Proteomic analysis of rat plasma with experimental autoimmune uveitis based on label-free liquid chromatography–tandem mass spectrometry (LC–MS/MS)

• We have developed and validated a rapid, sensitive and accurate LC–MS/MS method to quantify proteins in rat plasma.
• There was a good resolution for peptides for all samples using LC–MS/MS determination.
• Plasma samples in both EAU and control groups have a good correlation between each other when determined by LC–MS/MS.

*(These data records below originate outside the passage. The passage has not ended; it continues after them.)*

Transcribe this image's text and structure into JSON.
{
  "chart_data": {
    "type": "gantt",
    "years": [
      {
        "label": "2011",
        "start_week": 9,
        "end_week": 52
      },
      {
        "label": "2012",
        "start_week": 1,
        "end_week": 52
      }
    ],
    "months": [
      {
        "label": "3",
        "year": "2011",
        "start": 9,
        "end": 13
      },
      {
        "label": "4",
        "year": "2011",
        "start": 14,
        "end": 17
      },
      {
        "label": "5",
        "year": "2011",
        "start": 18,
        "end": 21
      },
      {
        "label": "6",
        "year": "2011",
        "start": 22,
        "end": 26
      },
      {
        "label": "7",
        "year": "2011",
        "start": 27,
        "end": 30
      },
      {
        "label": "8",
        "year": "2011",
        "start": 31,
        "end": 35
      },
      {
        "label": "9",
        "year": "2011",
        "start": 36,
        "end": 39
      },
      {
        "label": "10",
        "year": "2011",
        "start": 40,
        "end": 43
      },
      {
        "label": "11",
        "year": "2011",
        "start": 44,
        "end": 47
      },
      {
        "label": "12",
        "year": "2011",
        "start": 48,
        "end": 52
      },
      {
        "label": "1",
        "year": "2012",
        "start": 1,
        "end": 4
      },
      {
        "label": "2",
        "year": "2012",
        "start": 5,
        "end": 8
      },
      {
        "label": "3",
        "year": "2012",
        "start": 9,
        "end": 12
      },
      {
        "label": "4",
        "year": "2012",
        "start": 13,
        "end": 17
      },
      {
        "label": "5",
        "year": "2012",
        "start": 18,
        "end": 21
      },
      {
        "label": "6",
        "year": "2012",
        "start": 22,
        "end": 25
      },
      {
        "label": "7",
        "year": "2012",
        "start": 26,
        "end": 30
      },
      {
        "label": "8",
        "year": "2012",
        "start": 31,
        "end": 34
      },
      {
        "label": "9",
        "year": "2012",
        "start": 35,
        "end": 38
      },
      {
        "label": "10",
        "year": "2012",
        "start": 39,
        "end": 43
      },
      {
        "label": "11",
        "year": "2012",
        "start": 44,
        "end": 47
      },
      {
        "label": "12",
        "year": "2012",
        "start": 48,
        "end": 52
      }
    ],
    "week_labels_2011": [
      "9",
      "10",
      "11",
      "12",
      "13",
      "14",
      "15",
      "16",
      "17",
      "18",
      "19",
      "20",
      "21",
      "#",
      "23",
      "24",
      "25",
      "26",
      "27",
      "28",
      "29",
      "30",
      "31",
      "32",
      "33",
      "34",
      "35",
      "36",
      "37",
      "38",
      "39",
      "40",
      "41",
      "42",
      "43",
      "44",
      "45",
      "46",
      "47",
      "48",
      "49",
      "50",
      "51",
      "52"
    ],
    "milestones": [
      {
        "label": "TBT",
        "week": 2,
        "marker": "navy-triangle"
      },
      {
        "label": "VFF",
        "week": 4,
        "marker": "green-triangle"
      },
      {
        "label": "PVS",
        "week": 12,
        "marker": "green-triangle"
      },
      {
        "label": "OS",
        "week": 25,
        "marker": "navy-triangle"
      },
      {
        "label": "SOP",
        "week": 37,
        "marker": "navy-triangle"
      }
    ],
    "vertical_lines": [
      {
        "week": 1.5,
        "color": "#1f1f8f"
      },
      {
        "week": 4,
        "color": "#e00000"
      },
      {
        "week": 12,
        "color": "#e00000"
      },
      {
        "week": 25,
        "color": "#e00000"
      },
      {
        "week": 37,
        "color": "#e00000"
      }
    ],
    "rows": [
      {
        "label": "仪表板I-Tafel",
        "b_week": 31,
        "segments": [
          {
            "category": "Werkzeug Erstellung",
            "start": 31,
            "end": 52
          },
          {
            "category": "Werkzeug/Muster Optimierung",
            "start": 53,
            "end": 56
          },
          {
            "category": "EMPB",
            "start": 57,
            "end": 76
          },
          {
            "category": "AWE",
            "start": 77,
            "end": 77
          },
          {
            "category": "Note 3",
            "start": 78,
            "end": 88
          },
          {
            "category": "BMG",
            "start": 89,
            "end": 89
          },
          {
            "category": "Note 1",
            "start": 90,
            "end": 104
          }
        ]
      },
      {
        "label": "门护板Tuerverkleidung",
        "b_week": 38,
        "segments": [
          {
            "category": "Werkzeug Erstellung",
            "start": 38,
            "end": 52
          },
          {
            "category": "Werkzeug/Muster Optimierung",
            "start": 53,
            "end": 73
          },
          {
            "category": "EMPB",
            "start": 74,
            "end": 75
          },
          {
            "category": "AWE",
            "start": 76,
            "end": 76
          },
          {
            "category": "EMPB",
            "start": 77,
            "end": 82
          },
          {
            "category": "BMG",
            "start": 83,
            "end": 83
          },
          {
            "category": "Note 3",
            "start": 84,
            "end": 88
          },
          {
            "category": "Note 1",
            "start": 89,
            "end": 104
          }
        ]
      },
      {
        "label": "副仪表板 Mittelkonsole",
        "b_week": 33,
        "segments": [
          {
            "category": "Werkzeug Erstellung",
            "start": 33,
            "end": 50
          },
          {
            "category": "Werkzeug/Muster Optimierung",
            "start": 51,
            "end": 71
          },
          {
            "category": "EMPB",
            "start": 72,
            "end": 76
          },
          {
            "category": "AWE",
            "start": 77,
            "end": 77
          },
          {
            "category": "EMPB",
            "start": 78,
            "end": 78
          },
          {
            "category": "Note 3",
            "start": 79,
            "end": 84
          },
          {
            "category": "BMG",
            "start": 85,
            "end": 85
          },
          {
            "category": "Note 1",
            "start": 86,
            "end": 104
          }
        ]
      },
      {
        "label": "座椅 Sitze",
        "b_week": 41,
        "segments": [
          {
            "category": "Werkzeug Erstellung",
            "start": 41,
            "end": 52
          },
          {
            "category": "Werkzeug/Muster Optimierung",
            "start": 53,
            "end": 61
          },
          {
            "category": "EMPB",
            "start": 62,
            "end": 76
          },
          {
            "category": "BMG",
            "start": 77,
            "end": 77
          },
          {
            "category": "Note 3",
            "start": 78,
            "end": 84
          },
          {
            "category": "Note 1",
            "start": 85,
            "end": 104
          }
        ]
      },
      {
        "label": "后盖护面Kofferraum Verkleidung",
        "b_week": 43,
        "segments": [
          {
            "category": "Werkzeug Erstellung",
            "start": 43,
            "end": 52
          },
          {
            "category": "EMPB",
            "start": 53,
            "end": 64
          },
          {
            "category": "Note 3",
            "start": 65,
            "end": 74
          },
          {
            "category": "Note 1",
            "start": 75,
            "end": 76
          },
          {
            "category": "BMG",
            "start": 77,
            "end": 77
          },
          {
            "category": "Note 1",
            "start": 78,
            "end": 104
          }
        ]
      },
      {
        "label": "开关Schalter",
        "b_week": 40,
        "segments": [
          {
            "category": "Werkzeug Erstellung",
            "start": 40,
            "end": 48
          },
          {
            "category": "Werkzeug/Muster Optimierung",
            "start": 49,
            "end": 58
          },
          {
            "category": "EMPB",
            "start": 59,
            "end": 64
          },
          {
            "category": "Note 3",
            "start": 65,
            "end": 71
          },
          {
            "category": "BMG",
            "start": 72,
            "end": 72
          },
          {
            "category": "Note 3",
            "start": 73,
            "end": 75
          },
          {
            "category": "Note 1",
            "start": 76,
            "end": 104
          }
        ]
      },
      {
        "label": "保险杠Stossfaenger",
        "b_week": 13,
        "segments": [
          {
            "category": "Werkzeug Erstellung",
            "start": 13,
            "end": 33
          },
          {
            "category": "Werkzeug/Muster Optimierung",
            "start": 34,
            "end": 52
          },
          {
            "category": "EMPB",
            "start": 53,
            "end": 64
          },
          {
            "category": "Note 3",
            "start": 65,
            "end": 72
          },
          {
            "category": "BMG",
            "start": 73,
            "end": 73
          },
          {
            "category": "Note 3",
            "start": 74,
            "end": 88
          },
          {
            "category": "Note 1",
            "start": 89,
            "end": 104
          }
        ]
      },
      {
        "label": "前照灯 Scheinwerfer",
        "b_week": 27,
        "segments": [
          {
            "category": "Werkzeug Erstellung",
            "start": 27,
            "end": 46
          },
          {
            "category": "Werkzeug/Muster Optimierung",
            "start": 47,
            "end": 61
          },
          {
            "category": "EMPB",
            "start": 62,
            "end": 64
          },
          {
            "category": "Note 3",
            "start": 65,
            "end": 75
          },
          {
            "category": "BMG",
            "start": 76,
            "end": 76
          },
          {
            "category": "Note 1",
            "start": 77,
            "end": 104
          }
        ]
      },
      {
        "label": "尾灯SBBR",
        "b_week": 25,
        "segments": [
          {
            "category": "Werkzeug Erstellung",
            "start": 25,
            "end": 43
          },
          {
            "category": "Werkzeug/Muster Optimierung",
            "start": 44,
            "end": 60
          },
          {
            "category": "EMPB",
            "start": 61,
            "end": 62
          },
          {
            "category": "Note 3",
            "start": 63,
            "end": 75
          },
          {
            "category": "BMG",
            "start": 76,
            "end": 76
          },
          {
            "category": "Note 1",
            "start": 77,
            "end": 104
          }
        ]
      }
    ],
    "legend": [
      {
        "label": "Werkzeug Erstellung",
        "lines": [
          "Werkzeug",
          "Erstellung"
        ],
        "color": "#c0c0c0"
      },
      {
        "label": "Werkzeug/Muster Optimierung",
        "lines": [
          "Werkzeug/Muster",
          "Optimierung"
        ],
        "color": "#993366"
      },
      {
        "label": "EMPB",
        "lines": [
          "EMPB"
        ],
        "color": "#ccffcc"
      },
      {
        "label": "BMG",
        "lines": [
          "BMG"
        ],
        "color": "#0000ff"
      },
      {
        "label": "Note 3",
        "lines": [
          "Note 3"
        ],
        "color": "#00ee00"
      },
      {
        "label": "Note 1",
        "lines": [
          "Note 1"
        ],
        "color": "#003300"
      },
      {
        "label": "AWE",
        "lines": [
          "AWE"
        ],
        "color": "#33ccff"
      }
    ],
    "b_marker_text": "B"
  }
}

Uveitis is a severe autoimmune eye disease that can cause intraocular inflammation even lead to severe vision loss, and the occurrence of uveitis can be closely associated with abnormal expression of proteins. However, the abnormally expressed proteins involved in uveitis are not well identified. Using liquid chromatography–tandem mass spectrometry technique, we examined the alterations in proteomic expression profiling in rat plasma specimens related to experimental autoimmune uveitis (EAU) versus normal samples. In addition, the experimental verification was further performed using enzyme-linked immunosorbent assay (ELISA) for abnormally expressed proteins in EAU rat plasma. The results indicate that 62 proteins were upregulated and 106 proteins were downregulated in plasma from EAU rats compared with those in saline-treated samples. In the meantime, we observed that the plasma level of complement component 3 in EAU rats was upregulated versus saline-treated rats (from 92.32 μg/mL to 168.92 μg/mL), whereas the level of interleukin-1 receptor accessory protein was downregulated (from 1120.97 pg/mL to 798.39 pg/mL), and these results were highly in agreement with those of mass spectrometry determination. Taken together, our results indicate that liquid chromatography–tandem mass spectrometry analysis possesses a good resolution for peptides in plasma, and the findings will provide the baseline plasma dataset for EAU rats and the relevant information can contribute to future studies on the understanding the mechanism of uveitis.